I decided on a red pencil skirt with a bow at the top of the back slit, a black top, and just for fun, some leopard print heels. After pinning my hair into a loose knot off to one side, I put on my makeup, some earrings, and a little perfume. Before walking out the door, I grabbed my coat and the gift bag with Quinn’s present in it—a Tigers T-shirt and a voucher from me for two tickets to opening day at Comerica Park. It wasn’t like me to buy a guy a gift for Valentine’s Day, but in my defense, I’d already been planning on doing the opening day thing for him because I knew how excited he was about the upcoming season, and Valentine’s Day just happened to occur right around the time I had the idea.

Purely a coincidence.

Getting down the stairs in the heels and tight skirt was a bit of a challenge, especially holding my coat and the bag, but I managed to do it without popping stitches or turning an ankle. But when Quinn answered my knock, I went more than a little weak in the knees.
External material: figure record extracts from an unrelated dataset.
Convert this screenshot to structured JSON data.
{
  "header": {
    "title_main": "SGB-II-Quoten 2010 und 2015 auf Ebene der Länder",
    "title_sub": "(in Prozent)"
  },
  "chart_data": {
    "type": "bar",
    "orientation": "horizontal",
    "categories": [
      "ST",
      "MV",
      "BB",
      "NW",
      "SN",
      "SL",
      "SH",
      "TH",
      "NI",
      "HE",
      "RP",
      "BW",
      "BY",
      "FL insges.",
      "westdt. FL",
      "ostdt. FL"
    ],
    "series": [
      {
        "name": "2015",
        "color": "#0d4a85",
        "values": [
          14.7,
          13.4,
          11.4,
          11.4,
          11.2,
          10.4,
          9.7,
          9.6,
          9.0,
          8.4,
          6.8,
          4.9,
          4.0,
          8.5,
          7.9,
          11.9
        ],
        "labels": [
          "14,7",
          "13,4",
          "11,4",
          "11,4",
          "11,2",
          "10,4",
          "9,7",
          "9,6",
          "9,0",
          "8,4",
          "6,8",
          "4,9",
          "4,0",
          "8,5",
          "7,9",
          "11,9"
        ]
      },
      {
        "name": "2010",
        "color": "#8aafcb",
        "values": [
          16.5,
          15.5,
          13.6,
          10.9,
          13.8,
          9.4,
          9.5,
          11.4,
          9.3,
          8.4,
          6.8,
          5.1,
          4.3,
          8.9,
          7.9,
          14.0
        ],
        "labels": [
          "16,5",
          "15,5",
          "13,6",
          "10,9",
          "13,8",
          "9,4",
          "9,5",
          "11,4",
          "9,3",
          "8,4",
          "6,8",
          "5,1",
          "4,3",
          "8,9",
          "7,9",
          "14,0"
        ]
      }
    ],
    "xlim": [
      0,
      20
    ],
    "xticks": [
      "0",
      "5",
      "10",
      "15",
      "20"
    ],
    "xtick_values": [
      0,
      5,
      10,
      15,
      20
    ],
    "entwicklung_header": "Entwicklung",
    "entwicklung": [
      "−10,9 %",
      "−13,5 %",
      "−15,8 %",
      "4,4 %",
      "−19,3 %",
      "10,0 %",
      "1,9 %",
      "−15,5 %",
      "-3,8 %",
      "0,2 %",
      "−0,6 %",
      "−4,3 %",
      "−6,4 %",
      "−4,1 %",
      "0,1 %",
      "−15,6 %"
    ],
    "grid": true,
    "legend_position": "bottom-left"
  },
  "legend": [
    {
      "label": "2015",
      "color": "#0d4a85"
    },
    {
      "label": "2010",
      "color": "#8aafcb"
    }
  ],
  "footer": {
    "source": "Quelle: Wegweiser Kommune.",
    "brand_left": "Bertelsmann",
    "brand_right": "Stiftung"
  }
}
“Wow,” I said. “It’s kind of a shame it covers so much of your body, but you can wear the hell out of a suit.” It was charcoal gray and hugged his shoulders, tapered smoothly at his trim waist, and showed a hint of his white sleeves beyond the cuff. He wore a dark blue tie my fingers itched to undo, and his hair was slicked back off his face, which showed off his eyes even more. “Are you sure we have to leave the house?”

“Not at all. Now that I see you in that skirt and those heels, I’ve got all kinds of better ideas.” He leaned over and kissed my cheek. “You’re stunning.” Burying his face in my neck, he inhaled and then bit my throat. “I could eat you up.”

Giggling, I squirmed away from him. “Don’t muss me, or I won’t go out with you tonight.”